Africa Day is observed annually to commemorate the founding of the Organisation of African Unity (OAU) which was created on 25 May 1963.
Right now, here in South Africa, it may not feel like we particularly have anything to celebrate. We have masses of productivity lost due to load-shedding and our country is still trying to get some semblance of secure-footing after the stringent lockdowns that we have experienced since 2020.
I feel like today is a day to remind everyone of all the beautiful positive aspects of living in South Africa. We truly are a Rainbow Nation and it’s because of this very diversity that we have so many differences in opinion and ideas. However, it is also our diversity that we challenge each other all the time, and challenge is what continues to help us to move forward, to grow, to develop and to question ourselves all the time.
One thing we should never allow ourselves to become, no matter where we live in the world, and that is complacent. The dictionary gives this description of the word complacency : a feeling of smug or uncritical satisfaction with oneself or one’s achievements. Please, let us never become so smug or uncritically satisfied with ourselves or our achievements. Let us never place ourselves in a position where we believe that we have nothing further to contribute to our lives, and to the lives of others around us.
Let us never forget that we are here for the same purpose. Let us never forget that it is only together that we can learn our lessons and that we are all each other’s teachers too. Let us never forget to practice unconditional love in all our interactions with each other.

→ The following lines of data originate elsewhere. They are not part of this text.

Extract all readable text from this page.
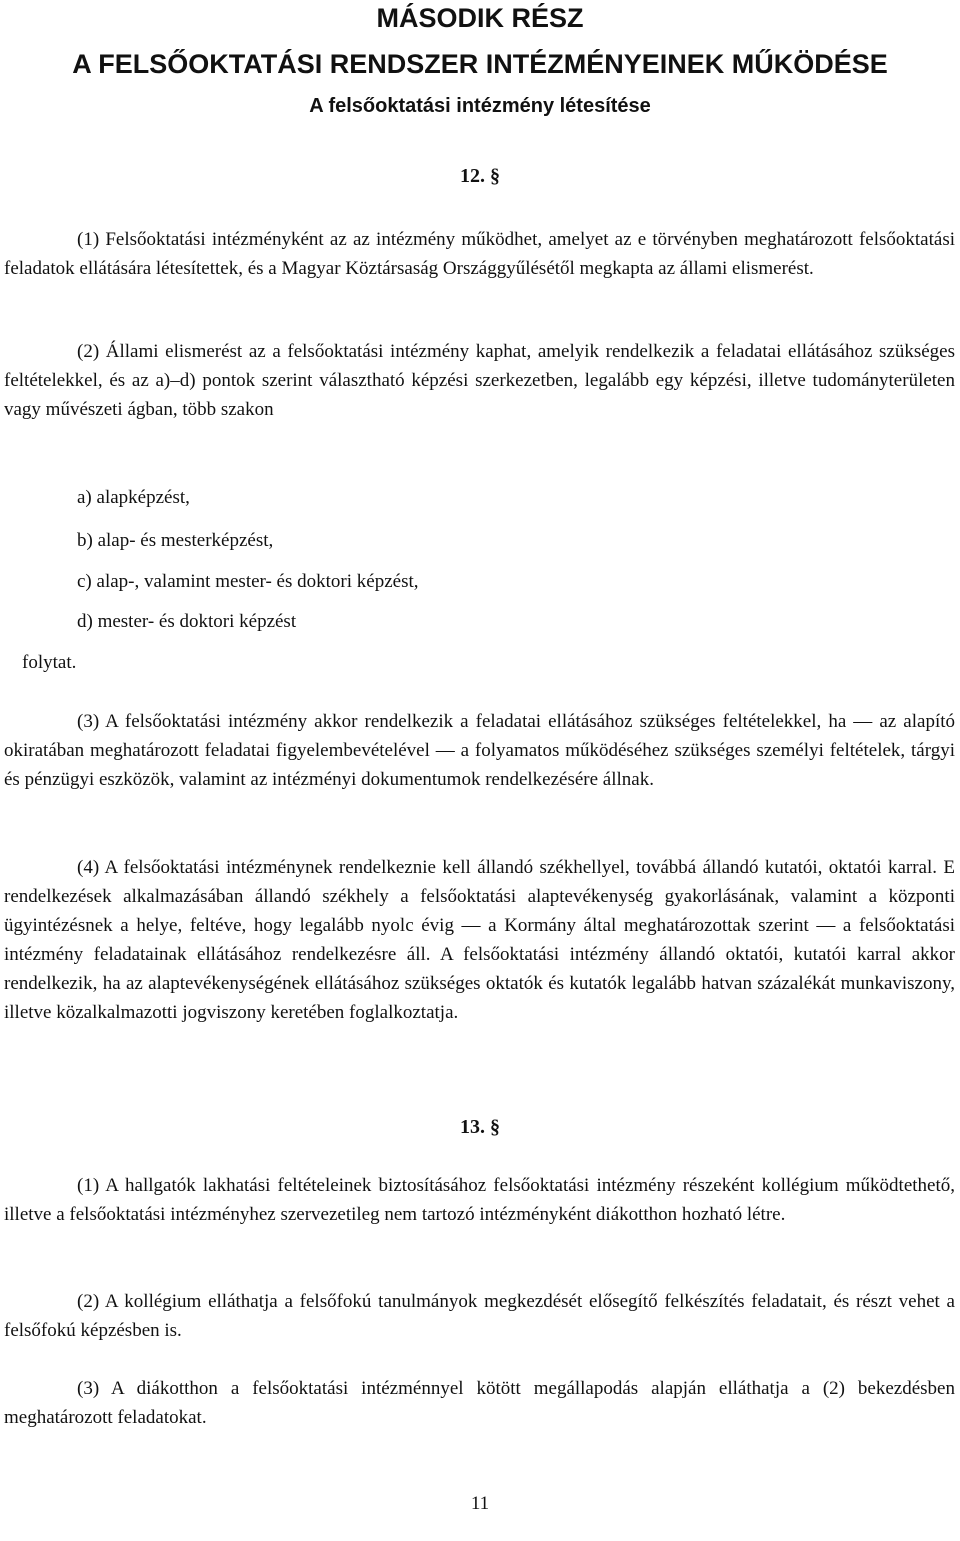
MÁSODIK RÉSZ
A FELSŐOKTATÁSI RENDSZER INTÉZMÉNYEINEK MŰKÖDÉSE
A felsőoktatási intézmény létesítése
12. §

(1) Felsőoktatási intézményként az az intézmény működhet, amelyet az e törvényben meghatározott felsőoktatási feladatok ellátására létesítettek, és a Magyar Köztársaság Országgyűlésétől megkapta az állami elismerést.

(2) Állami elismerést az a felsőoktatási intézmény kaphat, amelyik rendelkezik a feladatai ellátásához szükséges feltételekkel, és az a)–d) pontok szerint választható képzési szerkezetben, legalább egy képzési, illetve tudományterületen vagy művészeti ágban, több szakon

a) alapképzést,

b) alap- és mesterképzést,

c) alap-, valamint mester- és doktori képzést,

d) mester- és doktori képzést

folytat.

(3) A felsőoktatási intézmény akkor rendelkezik a feladatai ellátásához szükséges feltételekkel, ha — az alapító okiratában meghatározott feladatai figyelembevételével — a folyamatos működéséhez szükséges személyi feltételek, tárgyi és pénzügyi eszközök, valamint az intézményi dokumentumok rendelkezésére állnak.

(4) A felsőoktatási intézménynek rendelkeznie kell állandó székhellyel, továbbá állandó kutatói, oktatói karral. E rendelkezések alkalmazásában állandó székhely a felsőoktatási alaptevékenység gyakorlásának, valamint a központi ügyintézésnek a helye, feltéve, hogy legalább nyolc évig — a Kormány által meghatározottak szerint — a felsőoktatási intézmény feladatainak ellátásához rendelkezésre áll. A felsőoktatási intézmény állandó oktatói, kutatói karral akkor rendelkezik, ha az alaptevékenységének ellátásához szükséges oktatók és kutatók legalább hatvan százalékát munkaviszony, illetve közalkalmazotti jogviszony keretében foglalkoztatja.

13. §

(1) A hallgatók lakhatási feltételeinek biztosításához felsőoktatási intézmény részeként kollégium működtethető, illetve a felsőoktatási intézményhez szervezetileg nem tartozó intézményként diákotthon hozható létre.

(2) A kollégium elláthatja a felsőfokú tanulmányok megkezdését elősegítő felkészítés feladatait, és részt vehet a felsőfokú képzésben is.

(3) A diákotthon a felsőoktatási intézménnyel kötött megállapodás alapján elláthatja a (2) bekezdésben meghatározott feladatokat.

11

Africa is the oldest continent on the planet. This is where human life first started. Think about that – you walk every day on soil that is older than you can even begin to imagine. Please don’t ever take it for granted. The first human ancestors appeared between five million and seven million years ago, probably when some apelike creatures in Africa began to walk habitually on two legs. They were flaking crude stone tools by 2.5 million years ago. Then some of them spread from Africa into Asia and Europe after two million years ago. Fossils and DNA suggest people looking like us, anatomically modern Homo sapiens, evolved around 300,000 years ago.
There are no words to describe the feeling of belonging to this wonderful continent – for those who truly feel the connection can sit still and in their quiet moments, feel the very heartbeat that is Africa herself. There is a reason we are all here and right now, that reason is being unfolded before our very eyes.
Perhaps some of us were here at the very beginning of the evolution of human beings, and that’s the reason we feel this amazingly, profoundly powerful connection to Africa – who knows? What is probably more important is that we are here now and we are, whether we feel like we’ve chosen to or not, all a part of this wonderful awakening taking place across the globe, once more starting in Africa and working it’s way across the planet.
Express your gratitude every day for the privilege of being here right now. Look every day, for the beauty in your life, you will find it. Accept that the most difficult challenges that face you, are your greatest lessons and view them as your greatest blessings rather than something that is being done to you, because you are the victim of circumstance. Walk into each new day with the excitement of a two year old child, discovering the world for the first time. Know that as you begin to feel the excitement deep down within you, you are experiencing your own awakening and what a wonderful thing is that for you?